I nearly swallowed my tongue.

Carson gave Barcode a pat on the head, then glanced over at me one last time before turning toward the trail leading back to his cabin.

I watched him go.

Stupidly.

Weakly.

Regretting every cell in my body that reacted to him like he was the answer to a question I hadn’t meant to ask.

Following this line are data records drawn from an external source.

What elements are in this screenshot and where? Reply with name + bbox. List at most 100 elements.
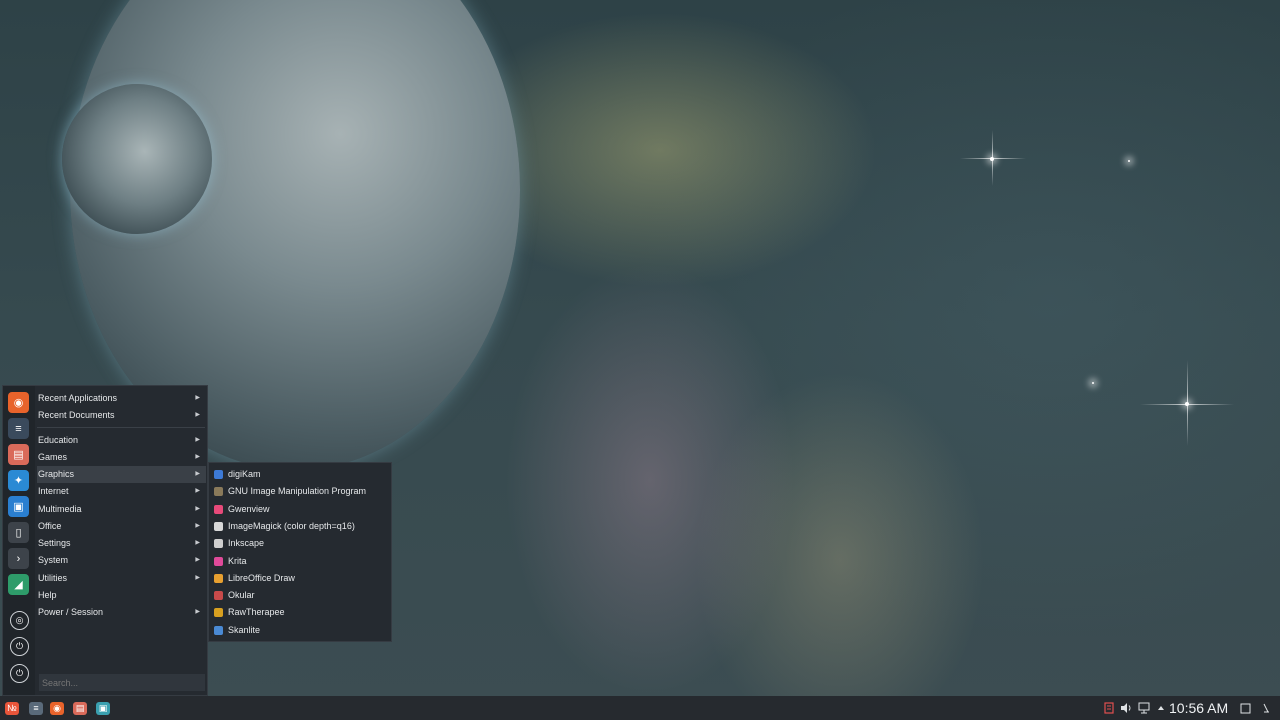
app-item-label: RawTherapee xyxy=(228,607,285,618)
files-taskbar-icon[interactable]: ▤ xyxy=(71,699,89,717)
menu-item-recent-applications[interactable]: Recent Applications ▶ xyxy=(37,390,206,407)
software-store-icon[interactable]: ▣ xyxy=(8,496,29,517)
app-item-label: GNU Image Manipulation Program xyxy=(228,486,367,497)
menu-item-label: Education xyxy=(38,435,79,445)
submenu-arrow-icon: ▶ xyxy=(195,437,200,443)
app-item-gwenview[interactable]: Gwenview xyxy=(209,501,391,518)
menu-item-label: Power / Session xyxy=(38,607,104,617)
menu-item-label: Help xyxy=(38,590,57,600)
network-icon[interactable] xyxy=(1136,699,1152,717)
logout-icon[interactable]: ⏻ xyxy=(10,637,29,656)
star xyxy=(1128,160,1130,162)
monitor-taskbar-icon[interactable]: ▣ xyxy=(94,699,112,717)
app-launcher-glyph: № xyxy=(5,701,19,715)
menu-item-label: Office xyxy=(38,521,62,531)
app-item-label: Okular xyxy=(228,590,255,601)
menu-item-system[interactable]: System ▶ xyxy=(37,552,206,569)
files-taskbar-glyph: ▤ xyxy=(73,701,87,715)
menu-item-education[interactable]: Education ▶ xyxy=(37,432,206,449)
skanlite-icon xyxy=(214,625,223,635)
tray-expand-icon[interactable] xyxy=(1153,699,1169,717)
menu-item-games[interactable]: Games ▶ xyxy=(37,449,206,466)
app-launcher-icon[interactable]: № xyxy=(3,699,21,717)
menu-item-label: Recent Documents xyxy=(38,410,115,420)
rawtherapee-icon xyxy=(214,608,223,618)
menu-item-label: Settings xyxy=(38,538,71,548)
search-input[interactable] xyxy=(39,674,205,691)
submenu-arrow-icon: ▶ xyxy=(195,488,200,494)
menu-item-label: System xyxy=(38,555,69,565)
inkscape-icon xyxy=(214,539,223,549)
system-monitor-icon[interactable]: ◢ xyxy=(8,574,29,595)
submenu-arrow-icon: ▶ xyxy=(195,523,200,529)
clock[interactable]: 10:56 AM xyxy=(1169,696,1228,720)
planet-small xyxy=(62,84,212,234)
menu-item-settings[interactable]: Settings ▶ xyxy=(37,535,206,552)
submenu-arrow-icon: ▶ xyxy=(195,609,200,615)
star xyxy=(1092,382,1094,384)
submenu-arrow-icon: ▶ xyxy=(195,575,200,581)
submenu-arrow-icon: ▶ xyxy=(195,540,200,546)
firefox-icon[interactable]: ◉ xyxy=(8,392,29,413)
notes-icon[interactable]: ▯ xyxy=(8,522,29,543)
gimp-icon xyxy=(214,487,223,497)
menu-item-power-session[interactable]: Power / Session ▶ xyxy=(37,604,206,621)
app-item-digikam[interactable]: digiKam xyxy=(209,466,391,483)
menu-item-label: Utilities xyxy=(38,573,68,583)
app-item-label: digiKam xyxy=(228,469,261,479)
menu-item-office[interactable]: Office ▶ xyxy=(37,518,206,535)
favorites-column: ◉ ≡ ▤ ✦ ▣ ▯ › ◢ ◎ ⏻ ⏻ xyxy=(3,386,35,695)
menu-item-label: Games xyxy=(38,452,68,462)
clipboard-icon[interactable] xyxy=(1101,699,1117,717)
submenu-arrow-icon: ▶ xyxy=(195,412,200,418)
submenu-arrow-icon: ▶ xyxy=(195,395,200,401)
menu-item-help[interactable]: Help xyxy=(37,587,206,604)
browser-icon[interactable]: ✦ xyxy=(8,470,29,491)
app-item-krita[interactable]: Krita xyxy=(209,553,391,570)
menu-item-internet[interactable]: Internet ▶ xyxy=(37,483,206,500)
app-item-rawtherapee[interactable]: RawTherapee xyxy=(209,604,391,621)
app-item-libreoffice-draw[interactable]: LibreOffice Draw xyxy=(209,570,391,587)
star-flare xyxy=(1187,360,1188,446)
app-item-label: Gwenview xyxy=(228,503,270,514)
firefox-taskbar-icon[interactable]: ◉ xyxy=(48,699,66,717)
star-flare xyxy=(960,158,1026,159)
application-menu: ◉ ≡ ▤ ✦ ▣ ▯ › ◢ ◎ ⏻ ⏻ Recent Applications ▶ Recent D… xyxy=(2,385,208,696)
menu-item-label: Multimedia xyxy=(38,504,82,514)
submenu-arrow-icon: ▶ xyxy=(195,557,200,563)
system-settings-icon[interactable]: ≡ xyxy=(8,418,29,439)
show-desktop-icon[interactable] xyxy=(1237,699,1253,717)
lock-screen-icon[interactable]: ◎ xyxy=(10,611,29,630)
menu-item-graphics[interactable]: Graphics ▶ xyxy=(37,466,206,483)
menu-item-label: Graphics xyxy=(38,469,75,479)
menu-separator xyxy=(37,427,205,428)
menu-item-recent-documents[interactable]: Recent Documents ▶ xyxy=(37,407,206,424)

Less Carson, I told myself.

Less Carson would be better.

Safer.

Simpler.

But as Barcode nudged my shoulder, almost in sympathy or mockery, I knew the truth.

Tomorrow was going to ruin everything.

And it hadn’t even arrived yet.

Chapter Eight

Carson

Sienna pushed our planning meeting off twice.

Not once.

Twice.

Which, if I had been someone else, wouldn’t have bothered me. Delays happen. Schedules shift. People are distracted.

But I wasn’t someone else. I was me. A man who had spent years avoiding unnecessary social entanglements. A man who preferred clarity, quiet, and structure. A man who, for reasons I preferred not to examine too closely, kept replaying the sound of Sienna’s startled yelp when I approached her by the zebra paddock.

And then she avoided me.

For forty-eight hours.

Her sisters didn’t seem surprised. When Violet spotted me reorganizing the ropes outside the lodge yesterday, she’d said,“Don’t take it personally. She runs from anything that resembles change. Which is almost everything.”

Fiona had nodded. “Yeah, she’ll talk to a moose but not a man she’s attracted to.”

I nearly dropped an entire crate of climbing harnesses.

“She is not,” I’d started, but stopped.

But they had both walked off, laughing like I was the punchline.

Which might have explained some things. Or confused everything further. I wasn’t sure.